[ExI] What can be said to be "wrong", and what is "Truth"?
lcorbin at rawbw.com
Tue Sep 30 14:10:23 UTC 2008
Mike wrote (in the thread about mathematics in the natural sciences)
> Jef wrote:
>> Tell me, Human, how can any system, functioning exactly according to
>> its nature within its environment, be "wrong", other than with respect
>> to a particular (necessarily subjective) context from which to make
>> such an assessment? Does it seem to you that "Truth" is somehow
>> diminished, when it is accepted as "merely" the best truth presently
Yes, absolutely. Oops, er, I mean "provisionally accepted!" :-)
We really should try to banish all sorts of capitalized "Truths"
and certainties from our discourse, not that Mike fails to make
an *extremely* valid point below, but simply because such
reifications too often give the wrong impression (IMO).
> Perhaps you have a much larger point in mind, but I'll add this
> response to the above;
> Within a particular context, the best approximation of truth may be
> verified as good enough. If the same principle is applicable to a
> different context, I believe that principle has a greater measure of
> this property defined as truth.
Yes. My only quibble would be that we want refrain from
ever "defining" truth (or anything else outside math, for that matter).
> If this principle can be used to correctly predict the situation in
> new contexts, this further measures the principle's approach to
> an ideal Truth.
I know what you're saying (I think), and I completely agree.
We find, for example, that in science a far more general rule
(such as Boyle's law) to be real progress on the road towards
that idealization which can never be reached: absolute certainty.
As Stathis was saying, any attempts to take actions (e.g.
colonizing the solar system) should proceed without a
moment's thought as to the accuracy, utility, or, if you will,
the truth of the heliocentric assumption.
> Since it is arguably impossible to have verified truth in absolutely
> every context,
I agree with Jef's criticism of this. Why say "arguably"?
(Unless we tiresomely fall back to trying to make every
sentence perfect, an impossible task as Eternal Truth No. 2
makes clear: "Every statement must be further modified.")
On the other hand, what if you had said "Since it is impossible
to have verified truth..." we could have picked on the word
"impossible" too, and then gone on to criticize "absolutely
every context"! No single word is immune to deconstruction,
which is why we must dance lightly over as many different
words and different phrases as we can.
Perhaps "Since nothing can be known for absolutely certain,
especially in all contexts..." would be safer and better.
Korzybski pointed out the advantages of words like "not"
and "nothing" in places like this.
> we must accept that "best presently known truth" may only
> continue to approach the absolute (until disproved?).

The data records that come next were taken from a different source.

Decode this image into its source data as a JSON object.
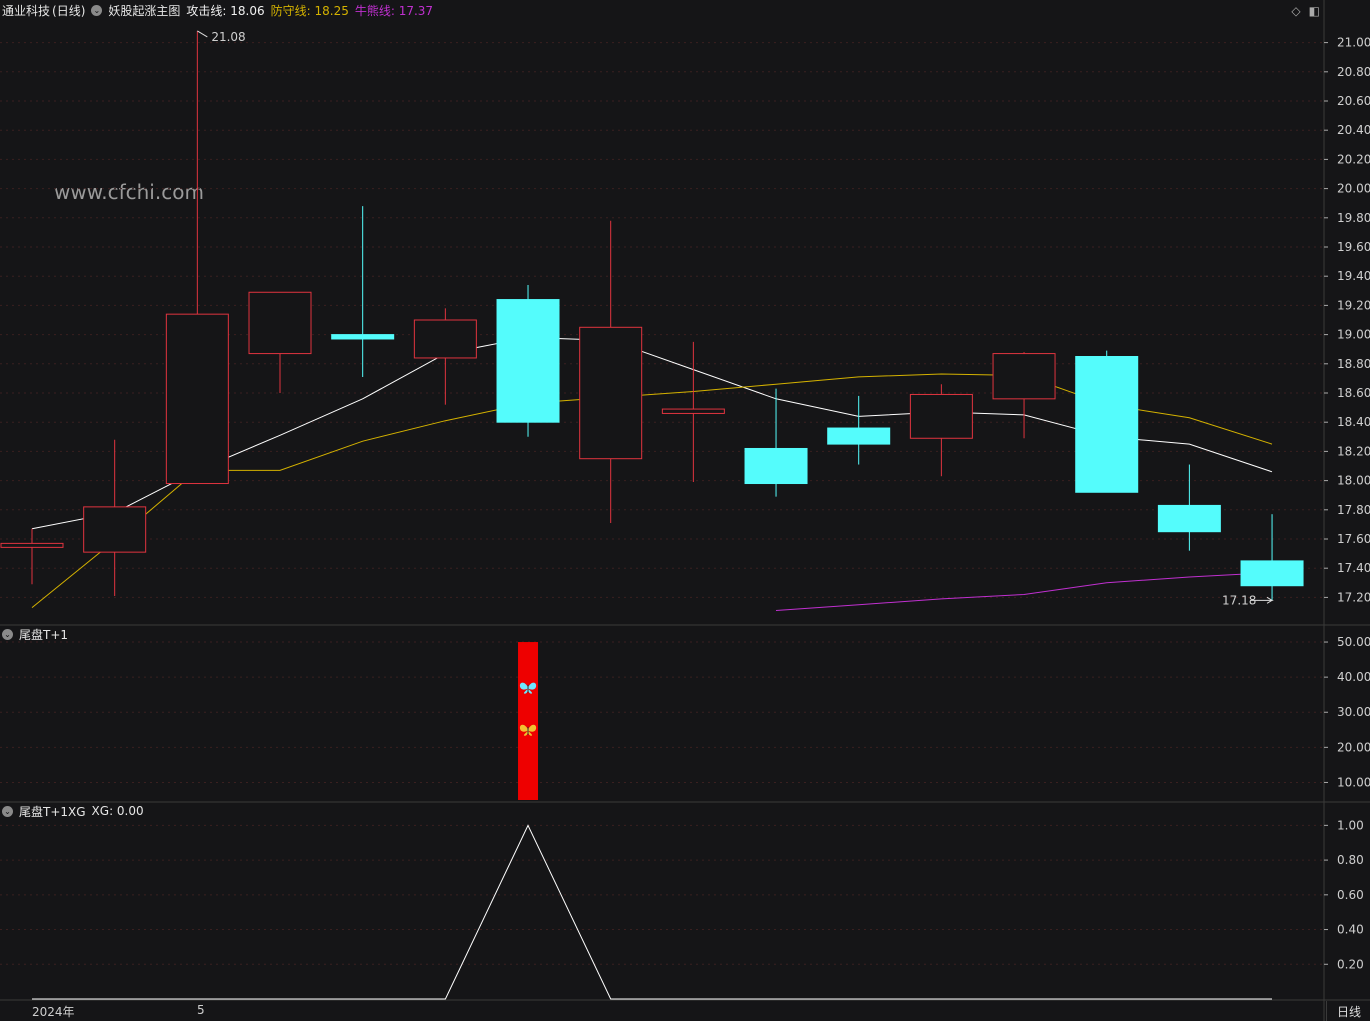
{
  "header": {
    "stock_name": "通业科技",
    "period": "(日线)",
    "indicator_name": "妖股起涨主图",
    "attack_label": "攻击线: 18.06",
    "defense_label": "防守线: 18.25",
    "bear_label": "牛熊线: 17.37"
  },
  "watermark": "www.cfchi.com",
  "colors": {
    "background": "#151517",
    "up": "#e0343f",
    "down": "#54fcfc",
    "attack": "#ffffff",
    "defense": "#d4b200",
    "bear": "#c030d0",
    "bar": "#ee0000",
    "grid": "#3a2020"
  },
  "panel2_header": {
    "title": "尾盘T+1"
  },
  "panel3_header": {
    "title": "尾盘T+1XG",
    "value": "XG: 0.00"
  },
  "bottom": {
    "year": "2024年",
    "month": "5",
    "period_button": "日线"
  },
  "window_icons": [
    "diamond-icon",
    "panel-toggle-icon"
  ],
  "chart_data": [
    {
      "type": "candlestick",
      "title": "妖股起涨主图",
      "ylim": [
        17.1,
        21.1
      ],
      "y_ticks": [
        "21.00",
        "20.80",
        "20.60",
        "20.40",
        "20.20",
        "20.00",
        "19.80",
        "19.60",
        "19.40",
        "19.20",
        "19.00",
        "18.80",
        "18.60",
        "18.40",
        "18.20",
        "18.00",
        "17.80",
        "17.60",
        "17.40",
        "17.20"
      ],
      "candles": [
        {
          "o": 17.55,
          "c": 17.57,
          "h": 17.67,
          "l": 17.29
        },
        {
          "o": 17.51,
          "c": 17.82,
          "h": 18.28,
          "l": 17.21
        },
        {
          "o": 17.98,
          "c": 19.14,
          "h": 21.08,
          "l": 17.98
        },
        {
          "o": 18.87,
          "c": 19.29,
          "h": 19.29,
          "l": 18.6
        },
        {
          "o": 19.0,
          "c": 18.97,
          "h": 19.88,
          "l": 18.71
        },
        {
          "o": 18.84,
          "c": 19.1,
          "h": 19.18,
          "l": 18.52
        },
        {
          "o": 19.24,
          "c": 18.4,
          "h": 19.34,
          "l": 18.3
        },
        {
          "o": 18.15,
          "c": 19.05,
          "h": 19.78,
          "l": 17.71
        },
        {
          "o": 18.46,
          "c": 18.49,
          "h": 18.95,
          "l": 17.99
        },
        {
          "o": 18.22,
          "c": 17.98,
          "h": 18.63,
          "l": 17.89
        },
        {
          "o": 18.36,
          "c": 18.25,
          "h": 18.58,
          "l": 18.11
        },
        {
          "o": 18.29,
          "c": 18.59,
          "h": 18.66,
          "l": 18.03
        },
        {
          "o": 18.56,
          "c": 18.87,
          "h": 18.88,
          "l": 18.29
        },
        {
          "o": 18.85,
          "c": 17.92,
          "h": 18.89,
          "l": 17.92
        },
        {
          "o": 17.83,
          "c": 17.65,
          "h": 18.11,
          "l": 17.52
        },
        {
          "o": 17.45,
          "c": 17.28,
          "h": 17.77,
          "l": 17.18
        }
      ],
      "series": [
        {
          "name": "攻击线",
          "values": [
            17.67,
            17.78,
            18.07,
            18.31,
            18.56,
            18.87,
            18.98,
            18.96,
            18.76,
            18.56,
            18.44,
            18.47,
            18.45,
            18.3,
            18.25,
            18.06
          ]
        },
        {
          "name": "防守线",
          "values": [
            17.13,
            17.59,
            18.07,
            18.07,
            18.27,
            18.41,
            18.53,
            18.57,
            18.61,
            18.66,
            18.71,
            18.73,
            18.72,
            18.52,
            18.43,
            18.25
          ]
        },
        {
          "name": "牛熊线",
          "values": [
            null,
            null,
            null,
            null,
            null,
            null,
            null,
            null,
            null,
            17.11,
            17.15,
            17.19,
            17.22,
            17.3,
            17.34,
            17.37
          ]
        }
      ],
      "annotations": [
        {
          "text": "21.08",
          "index": 2,
          "value": 21.08
        },
        {
          "text": "17.18",
          "index": 15,
          "value": 17.18
        }
      ]
    },
    {
      "type": "bar",
      "title": "尾盘T+1",
      "ylim": [
        5,
        54
      ],
      "y_ticks": [
        "50.00",
        "40.00",
        "30.00",
        "20.00",
        "10.00"
      ],
      "bars": [
        {
          "index": 6,
          "value": 50
        }
      ],
      "icons": [
        {
          "name": "butterfly-cyan-icon",
          "index": 6,
          "value": 37
        },
        {
          "name": "butterfly-yellow-icon",
          "index": 6,
          "value": 25
        }
      ]
    },
    {
      "type": "line",
      "title": "尾盘T+1XG",
      "ylim": [
        0,
        1.1
      ],
      "y_ticks": [
        "1.00",
        "0.80",
        "0.60",
        "0.40",
        "0.20"
      ],
      "series": [
        {
          "name": "XG",
          "values": [
            0,
            0,
            0,
            0,
            0,
            0,
            1,
            0,
            0,
            0,
            0,
            0,
            0,
            0,
            0,
            0
          ]
        }
      ]
    }
  ]
}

Yes---although that probably could be said without using
the word "truth" a second time, which compel's the readers
attention towards a difficult and problematic issue. But enough
terminological quibbles, sorry.
> I attempt to minimize confusion by treating "Truth" as an asymptotic
> limit to the maximum measurable 'truth'.
A *very* important point, yes! Because I'm a philosophic
realist, I don't really have any problem with us acting provisionally
as if there were an asymptotic limit to what we can know. We
*should* continue to look at Ptolemaic theory as a right step
towards more knowledge, more accurate maps of our universe,
towards what is correct, and so forth, and then look at the
Copernican, Tychoean, and Keplerian versions as wonderful
steps towards even greater understanding of the solar system
and its dynamics. Along the same road, we must further celebrate
Newton's breakthrough followed by Einstein's. Those who work
with planetary data (e.g. Mercury's) often feel transported by
the incredible accuracy of their predictions and their knowledge.
And when people dig up the Mayan ruins and can assign dates
with amazing prediction to innumerable things that we should
best think of as having actually occurred a thousand years ago,
we must feel thrilled, and must think that we *really have gotten
So where have we got? It's just as you say: we have progressed
along some road towards a sort of asymptotic limit, just as we have
in daily life (except for those we call crazy, who hear voices, whose
beliefs are extraordinary at odds with what the rest of us "know").
And if this were not a thread on what is "wrong" and what is
"truth", then it would have been ill-advised of me to put "know"
in quotes there.
> In that case, the absolute is not minimized because it is an
> ideal that may never be reached.
Yeah, only I'd go even a bit further and say "can never be
reached". But the key point is the concept "reached" as
if we were going somewhere. Indeed we are!